CubeCL: GPU Kernels in Rust for CUDA, ROCm, and WGPU

(github.com)

153 points | by ashvardanian 12 hours ago ago

24 comments

  • bionhoward 10 minutes ago

    Praying to the kernel gods for some Rust FP8 training

  • rfoo 2 hours ago

    I'd recommend having a "gemm with a twist" [0] example in the README.md instead of having an element-wise example. It's pretty hard to evaluate how helpful this is for AI otherwise.

    [0] For example, gemm but the lhs is in fp8 e4m3 and rhs is in bf16 and we want fp32 accumulation, output to bf16 after applying GELU.

    • ashvardanian an hour ago

      Agreed! I was looking through the summation example < https://github.com/tracel-ai/cubecl/blob/main/examples/sum_t...> and it seems like the primary focus is on the more traditional pre-2018 GPU programming without explicit warp-level operations, asynchrony, atomics, barriers, or countless tensor-core operations.

      The project feels very nice and it would be great to have more notes in the README on the excluded functionality to better scope its applicability in more advanced GPGPU scenarios.

      • 0x7cfe a minute ago

        CubeCL is the computation backend for Burn (https://burn.dev/) - ML framework done by the same team which does all the tensor magic like autodiff, op fusion and dynamic graphs.

  • gitroom 4 hours ago

    Gotta say, the constant dance between all these GPU frameworks kinda wears me out sometimes - always chasing that better build, you know?

  • kookamamie 3 hours ago

    This reminds me of Halide (https://halide-lang.org/).

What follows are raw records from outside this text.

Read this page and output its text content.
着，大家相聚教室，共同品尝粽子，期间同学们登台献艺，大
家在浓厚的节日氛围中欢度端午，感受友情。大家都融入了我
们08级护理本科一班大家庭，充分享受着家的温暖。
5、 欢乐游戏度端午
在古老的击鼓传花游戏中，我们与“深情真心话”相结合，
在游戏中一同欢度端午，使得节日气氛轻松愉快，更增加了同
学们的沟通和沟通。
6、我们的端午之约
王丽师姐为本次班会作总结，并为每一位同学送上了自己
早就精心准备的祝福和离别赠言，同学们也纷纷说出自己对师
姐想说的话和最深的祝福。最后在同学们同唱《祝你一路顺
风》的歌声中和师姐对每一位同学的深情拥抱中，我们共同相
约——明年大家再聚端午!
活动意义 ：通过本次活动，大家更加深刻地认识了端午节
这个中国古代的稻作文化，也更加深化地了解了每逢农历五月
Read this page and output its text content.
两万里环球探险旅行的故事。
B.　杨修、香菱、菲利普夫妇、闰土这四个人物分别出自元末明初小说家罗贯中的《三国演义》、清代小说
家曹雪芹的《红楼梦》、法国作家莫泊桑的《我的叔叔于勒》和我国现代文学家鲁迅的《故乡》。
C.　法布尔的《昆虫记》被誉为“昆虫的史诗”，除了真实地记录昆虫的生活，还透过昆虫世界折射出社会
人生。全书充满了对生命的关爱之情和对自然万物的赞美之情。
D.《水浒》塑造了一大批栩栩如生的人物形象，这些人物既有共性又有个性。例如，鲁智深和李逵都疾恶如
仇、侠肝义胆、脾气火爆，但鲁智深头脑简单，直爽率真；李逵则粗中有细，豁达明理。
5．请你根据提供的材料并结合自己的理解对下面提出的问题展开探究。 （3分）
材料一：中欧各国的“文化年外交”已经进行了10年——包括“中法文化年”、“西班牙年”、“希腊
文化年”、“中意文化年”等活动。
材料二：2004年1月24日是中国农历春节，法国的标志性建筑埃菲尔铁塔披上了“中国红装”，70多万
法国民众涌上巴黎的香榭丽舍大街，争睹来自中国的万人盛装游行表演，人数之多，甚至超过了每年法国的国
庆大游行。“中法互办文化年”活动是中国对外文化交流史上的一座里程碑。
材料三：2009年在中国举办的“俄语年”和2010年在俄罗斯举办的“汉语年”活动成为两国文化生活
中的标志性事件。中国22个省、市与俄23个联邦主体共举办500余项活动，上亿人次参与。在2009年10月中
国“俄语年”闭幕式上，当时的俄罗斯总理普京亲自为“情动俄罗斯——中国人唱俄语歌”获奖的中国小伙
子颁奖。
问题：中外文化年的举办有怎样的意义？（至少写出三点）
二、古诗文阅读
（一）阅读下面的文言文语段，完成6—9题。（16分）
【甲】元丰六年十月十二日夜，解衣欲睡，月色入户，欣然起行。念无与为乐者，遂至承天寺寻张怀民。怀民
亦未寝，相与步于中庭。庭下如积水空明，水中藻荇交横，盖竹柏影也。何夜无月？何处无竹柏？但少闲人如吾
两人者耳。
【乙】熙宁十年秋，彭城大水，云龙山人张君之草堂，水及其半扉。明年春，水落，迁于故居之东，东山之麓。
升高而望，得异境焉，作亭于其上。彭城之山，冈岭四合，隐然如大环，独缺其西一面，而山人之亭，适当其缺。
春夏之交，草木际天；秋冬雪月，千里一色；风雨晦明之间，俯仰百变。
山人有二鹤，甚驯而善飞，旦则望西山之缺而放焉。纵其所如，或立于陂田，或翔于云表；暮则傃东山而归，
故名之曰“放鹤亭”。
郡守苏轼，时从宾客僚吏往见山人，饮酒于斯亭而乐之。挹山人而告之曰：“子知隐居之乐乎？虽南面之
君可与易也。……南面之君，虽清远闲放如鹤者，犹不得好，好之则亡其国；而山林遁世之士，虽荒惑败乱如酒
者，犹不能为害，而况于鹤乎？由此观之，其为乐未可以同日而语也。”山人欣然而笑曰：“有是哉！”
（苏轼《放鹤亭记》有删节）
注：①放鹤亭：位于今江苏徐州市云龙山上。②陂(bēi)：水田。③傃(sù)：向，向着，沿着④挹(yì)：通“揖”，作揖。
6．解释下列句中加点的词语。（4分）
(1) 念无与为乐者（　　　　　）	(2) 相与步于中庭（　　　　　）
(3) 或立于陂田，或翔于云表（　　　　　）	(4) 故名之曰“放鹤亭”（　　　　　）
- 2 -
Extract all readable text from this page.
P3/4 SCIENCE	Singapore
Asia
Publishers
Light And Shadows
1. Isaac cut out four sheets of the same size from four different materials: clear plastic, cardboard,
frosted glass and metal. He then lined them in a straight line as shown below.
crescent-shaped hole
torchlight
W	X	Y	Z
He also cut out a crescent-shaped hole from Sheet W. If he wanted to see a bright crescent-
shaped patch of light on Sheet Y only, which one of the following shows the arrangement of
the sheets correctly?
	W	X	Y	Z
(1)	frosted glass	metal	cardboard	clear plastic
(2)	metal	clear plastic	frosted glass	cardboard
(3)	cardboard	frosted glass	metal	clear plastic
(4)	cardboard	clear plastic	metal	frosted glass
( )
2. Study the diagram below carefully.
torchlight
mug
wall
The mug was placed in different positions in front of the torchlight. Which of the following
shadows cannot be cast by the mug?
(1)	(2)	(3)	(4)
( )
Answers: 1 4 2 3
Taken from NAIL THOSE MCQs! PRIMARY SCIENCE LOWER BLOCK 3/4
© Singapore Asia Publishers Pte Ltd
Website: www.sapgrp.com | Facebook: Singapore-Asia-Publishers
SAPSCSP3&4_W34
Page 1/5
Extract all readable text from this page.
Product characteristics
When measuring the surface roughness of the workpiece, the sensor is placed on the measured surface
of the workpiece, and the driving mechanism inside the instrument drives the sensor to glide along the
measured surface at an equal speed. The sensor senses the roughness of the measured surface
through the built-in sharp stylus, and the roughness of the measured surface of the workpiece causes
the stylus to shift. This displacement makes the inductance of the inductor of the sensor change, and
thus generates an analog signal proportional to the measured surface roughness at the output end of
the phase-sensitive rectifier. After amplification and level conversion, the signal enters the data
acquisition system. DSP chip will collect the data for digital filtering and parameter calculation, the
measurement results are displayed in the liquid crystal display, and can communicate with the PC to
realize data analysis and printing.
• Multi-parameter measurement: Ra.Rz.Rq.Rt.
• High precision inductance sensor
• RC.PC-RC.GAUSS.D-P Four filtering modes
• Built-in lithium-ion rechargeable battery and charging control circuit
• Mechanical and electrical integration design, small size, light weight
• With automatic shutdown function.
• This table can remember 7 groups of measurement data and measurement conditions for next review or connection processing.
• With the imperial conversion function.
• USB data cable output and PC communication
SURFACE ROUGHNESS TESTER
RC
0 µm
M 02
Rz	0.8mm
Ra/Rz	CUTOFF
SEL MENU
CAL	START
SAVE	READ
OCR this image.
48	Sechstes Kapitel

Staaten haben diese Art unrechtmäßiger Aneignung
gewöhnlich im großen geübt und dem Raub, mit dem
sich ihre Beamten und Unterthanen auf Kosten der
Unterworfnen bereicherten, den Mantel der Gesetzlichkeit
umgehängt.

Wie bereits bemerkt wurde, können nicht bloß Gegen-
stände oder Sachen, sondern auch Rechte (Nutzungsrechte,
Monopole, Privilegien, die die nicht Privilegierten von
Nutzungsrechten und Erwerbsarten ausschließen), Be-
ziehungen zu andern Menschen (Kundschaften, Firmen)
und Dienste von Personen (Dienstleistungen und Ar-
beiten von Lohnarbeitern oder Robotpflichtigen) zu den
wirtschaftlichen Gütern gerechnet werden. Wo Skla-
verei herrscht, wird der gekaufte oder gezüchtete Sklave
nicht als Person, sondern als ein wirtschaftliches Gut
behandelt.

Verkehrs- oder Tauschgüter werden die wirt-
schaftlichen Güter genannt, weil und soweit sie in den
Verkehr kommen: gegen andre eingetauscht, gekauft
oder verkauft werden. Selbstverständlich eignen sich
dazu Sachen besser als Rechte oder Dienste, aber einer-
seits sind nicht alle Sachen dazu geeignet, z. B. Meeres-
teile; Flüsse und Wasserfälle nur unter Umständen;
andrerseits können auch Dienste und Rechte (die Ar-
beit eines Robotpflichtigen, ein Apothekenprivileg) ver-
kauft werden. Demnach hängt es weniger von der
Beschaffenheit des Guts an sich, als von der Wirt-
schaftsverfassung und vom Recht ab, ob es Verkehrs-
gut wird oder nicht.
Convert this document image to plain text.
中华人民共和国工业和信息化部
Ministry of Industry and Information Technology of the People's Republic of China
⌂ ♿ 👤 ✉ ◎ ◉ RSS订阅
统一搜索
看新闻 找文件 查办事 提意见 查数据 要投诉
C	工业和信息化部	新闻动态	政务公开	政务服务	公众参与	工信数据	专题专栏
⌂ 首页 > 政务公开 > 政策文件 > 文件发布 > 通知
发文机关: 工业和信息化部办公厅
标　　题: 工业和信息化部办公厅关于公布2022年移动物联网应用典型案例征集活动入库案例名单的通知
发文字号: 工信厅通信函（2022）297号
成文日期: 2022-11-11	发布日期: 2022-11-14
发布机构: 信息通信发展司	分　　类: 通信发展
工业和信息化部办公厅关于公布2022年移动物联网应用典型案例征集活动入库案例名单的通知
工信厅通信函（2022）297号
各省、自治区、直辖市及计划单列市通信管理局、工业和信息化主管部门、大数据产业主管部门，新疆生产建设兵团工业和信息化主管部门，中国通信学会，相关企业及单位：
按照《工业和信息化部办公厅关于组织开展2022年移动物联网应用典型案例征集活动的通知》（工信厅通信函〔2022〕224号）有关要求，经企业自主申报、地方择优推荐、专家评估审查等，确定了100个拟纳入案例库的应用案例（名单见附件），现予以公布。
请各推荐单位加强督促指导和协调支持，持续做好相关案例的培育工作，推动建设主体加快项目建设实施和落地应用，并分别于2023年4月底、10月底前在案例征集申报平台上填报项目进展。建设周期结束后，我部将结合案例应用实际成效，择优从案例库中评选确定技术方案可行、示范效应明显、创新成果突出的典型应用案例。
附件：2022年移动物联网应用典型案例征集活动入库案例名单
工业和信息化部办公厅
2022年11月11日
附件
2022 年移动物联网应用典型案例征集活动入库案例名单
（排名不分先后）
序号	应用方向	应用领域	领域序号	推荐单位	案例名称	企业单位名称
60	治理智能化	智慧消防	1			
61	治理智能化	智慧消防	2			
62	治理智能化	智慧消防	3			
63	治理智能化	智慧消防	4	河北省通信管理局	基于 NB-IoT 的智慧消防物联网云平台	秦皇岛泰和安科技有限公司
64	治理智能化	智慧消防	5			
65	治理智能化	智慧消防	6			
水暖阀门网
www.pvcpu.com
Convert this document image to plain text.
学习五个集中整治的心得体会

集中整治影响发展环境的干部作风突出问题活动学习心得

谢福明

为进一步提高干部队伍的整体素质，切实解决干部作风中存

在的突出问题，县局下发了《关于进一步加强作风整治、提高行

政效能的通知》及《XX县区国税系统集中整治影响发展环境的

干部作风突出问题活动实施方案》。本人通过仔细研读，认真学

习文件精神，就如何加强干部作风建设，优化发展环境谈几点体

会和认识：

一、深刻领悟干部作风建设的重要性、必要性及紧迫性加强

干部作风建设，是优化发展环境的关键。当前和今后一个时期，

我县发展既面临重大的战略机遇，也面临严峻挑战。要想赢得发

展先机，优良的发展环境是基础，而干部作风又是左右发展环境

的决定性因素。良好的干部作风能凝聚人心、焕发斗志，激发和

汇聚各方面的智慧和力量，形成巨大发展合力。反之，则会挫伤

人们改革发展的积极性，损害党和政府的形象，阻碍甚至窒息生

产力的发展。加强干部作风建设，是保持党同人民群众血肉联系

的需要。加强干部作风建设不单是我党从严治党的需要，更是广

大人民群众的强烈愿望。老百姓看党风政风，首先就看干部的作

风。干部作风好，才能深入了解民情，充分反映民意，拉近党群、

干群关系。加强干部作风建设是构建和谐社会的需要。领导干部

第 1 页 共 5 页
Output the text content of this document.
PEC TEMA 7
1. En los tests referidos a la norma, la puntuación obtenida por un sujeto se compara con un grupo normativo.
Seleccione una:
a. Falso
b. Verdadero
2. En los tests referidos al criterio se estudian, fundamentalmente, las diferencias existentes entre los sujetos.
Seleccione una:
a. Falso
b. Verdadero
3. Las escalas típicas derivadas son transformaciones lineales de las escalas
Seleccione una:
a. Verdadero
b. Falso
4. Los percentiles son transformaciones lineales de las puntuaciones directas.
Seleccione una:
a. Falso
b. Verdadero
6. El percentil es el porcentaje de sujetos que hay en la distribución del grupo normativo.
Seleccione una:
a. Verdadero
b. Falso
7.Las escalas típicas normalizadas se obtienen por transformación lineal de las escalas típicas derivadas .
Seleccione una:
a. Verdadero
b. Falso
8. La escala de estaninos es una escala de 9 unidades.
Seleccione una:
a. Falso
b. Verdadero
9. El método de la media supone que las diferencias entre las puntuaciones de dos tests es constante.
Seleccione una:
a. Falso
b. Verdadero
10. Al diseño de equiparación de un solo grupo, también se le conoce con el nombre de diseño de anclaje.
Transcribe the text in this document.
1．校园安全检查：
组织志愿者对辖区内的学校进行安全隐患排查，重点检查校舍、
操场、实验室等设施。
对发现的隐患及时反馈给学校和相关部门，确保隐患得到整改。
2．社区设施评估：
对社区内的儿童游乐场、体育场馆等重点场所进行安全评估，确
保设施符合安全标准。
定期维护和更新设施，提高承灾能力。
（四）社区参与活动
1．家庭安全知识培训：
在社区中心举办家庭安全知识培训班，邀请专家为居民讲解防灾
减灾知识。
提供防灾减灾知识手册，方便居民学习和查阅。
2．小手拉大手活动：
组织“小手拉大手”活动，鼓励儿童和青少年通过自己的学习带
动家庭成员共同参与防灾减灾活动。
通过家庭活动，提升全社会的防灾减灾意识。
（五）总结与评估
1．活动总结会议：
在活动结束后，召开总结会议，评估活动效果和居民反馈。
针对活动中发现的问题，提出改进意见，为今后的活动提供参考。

    In Halide, the concept was great, yet the problems in kernel development were moved to the side of "scheduling", i.e. determining tiling/vectorization/parallellization for the kernel runs.

  • the__alchemist 9 hours ago

    Love it. I've been using cudarc lately; would love to try this since it looks like it can share data structures between host and device (?). I infer that this is a higher-level abstraction.

  • zekrioca 12 hours ago

    Very interesting project! I am wondering how it compare against OpenCL, which I think adopts the same fundamental idea (write once, run everywhere)? Is it about CUbeCL's internal optimization for Rust that happens at compile time?

    • fc417fc802 6 hours ago

      This appears to be single source which would make it similar to SYCL.

      Given that it can target WGPU I'm really wondering why OpenCL isn't included as a backend. One of my biggest complaints about GPGPU stuff is that so many of the solutions are GPU only, and often only target the vendor compute APIs (CUDA, ROCm) which have much narrower ecosystem support (versus an older core vulkan profile for example).

      It's desirable to be able to target CPU for compatibility, debugging, and also because it can be nice to have a single solution for parallelizing all your data heavy work. The latter reduces mental overhead and permits more code reuse.

      • zekrioca 4 hours ago

        Makes sense. And indeed, having OpenCL as a backend would be a very interesting extension.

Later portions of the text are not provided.